Swimming, fishing, boating and bushwalking are popular activities. The park offers a fascinating variety of walks, ranging from less than 20 minutes to a full day. These take in Aboriginal rock shelters and caves, scenic hills full of wildflowers and birds, and tranquil beaches, bays and rocky headlands.
National Parks entry fees apply and can be purchased from Service Tasmania Shops in Smithton and statewide. Pets and firearms are prohibited within all national parks and camping is prohibited in the National Park.
The Postman's Track is an old horse trail that once formed the only connection between Emu Bay (now Burnie) and the Van Diemen's Land outpost of Stanley. A section of the track passes through Rocky Cape National Park. An accessway to the Postmans Track is passed on the way into the village on Irbys Road about 500 metres past the National Park sign and at the eastern end of Sisters Beach. West of Stanley is what is called Old Stanley Road which was part of the track becore it became the former road to Smithton.

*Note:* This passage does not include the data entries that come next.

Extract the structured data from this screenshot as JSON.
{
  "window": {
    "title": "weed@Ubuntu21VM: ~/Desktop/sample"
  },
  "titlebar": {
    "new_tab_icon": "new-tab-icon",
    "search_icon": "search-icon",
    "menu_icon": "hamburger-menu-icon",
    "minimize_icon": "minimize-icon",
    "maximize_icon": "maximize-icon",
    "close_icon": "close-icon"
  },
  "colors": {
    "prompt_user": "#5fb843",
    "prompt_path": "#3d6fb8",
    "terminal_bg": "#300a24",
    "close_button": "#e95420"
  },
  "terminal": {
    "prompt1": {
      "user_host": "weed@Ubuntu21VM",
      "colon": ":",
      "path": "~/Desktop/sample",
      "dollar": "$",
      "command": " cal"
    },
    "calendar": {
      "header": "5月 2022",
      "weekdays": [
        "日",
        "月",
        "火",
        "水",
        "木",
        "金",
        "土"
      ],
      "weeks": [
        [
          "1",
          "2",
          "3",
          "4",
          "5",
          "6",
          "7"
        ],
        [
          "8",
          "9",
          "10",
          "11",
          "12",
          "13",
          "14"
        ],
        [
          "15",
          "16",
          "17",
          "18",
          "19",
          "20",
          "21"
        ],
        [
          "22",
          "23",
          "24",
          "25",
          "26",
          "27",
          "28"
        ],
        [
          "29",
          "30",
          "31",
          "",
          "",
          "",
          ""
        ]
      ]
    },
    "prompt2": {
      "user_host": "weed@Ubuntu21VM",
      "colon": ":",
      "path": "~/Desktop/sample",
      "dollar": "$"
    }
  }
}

From the western end of Sisters Beach a number of other walking tracks into the National Park can be accessed. These lead to caves, waterfalls and the beautiful beach at Anniversary Bay.
Boat Harbour Beach is not only notable for its exquisite location but also it fine white sands which have been weathered from the quartzite rocks that are common along this section of the coastline. The beach here is often named among Australia s Top Ten beaches. The clarity of the water is exceptional, attracting swimmers, snorkellers and scuba divers; good fishing is to be had from the rocky points. At low tide, you may see abalone on the rocks. Precious stones have been found in the rocks. A foot track, The Stone Walk, leads from the beach up to the road at the top of the hill. The Postmans Track offers safe swimming and more crystal-clear waters.
The area has two small population centres - the town, high above sea-level, and the beach community below, nestled between rocky headlands. Boat Harbour (the township) is often confused with with Boat Harbour Beach (the holiday resort). To get to the beach it is necessary to drive west from the town and follow the signs which say Boat Harbour Beach.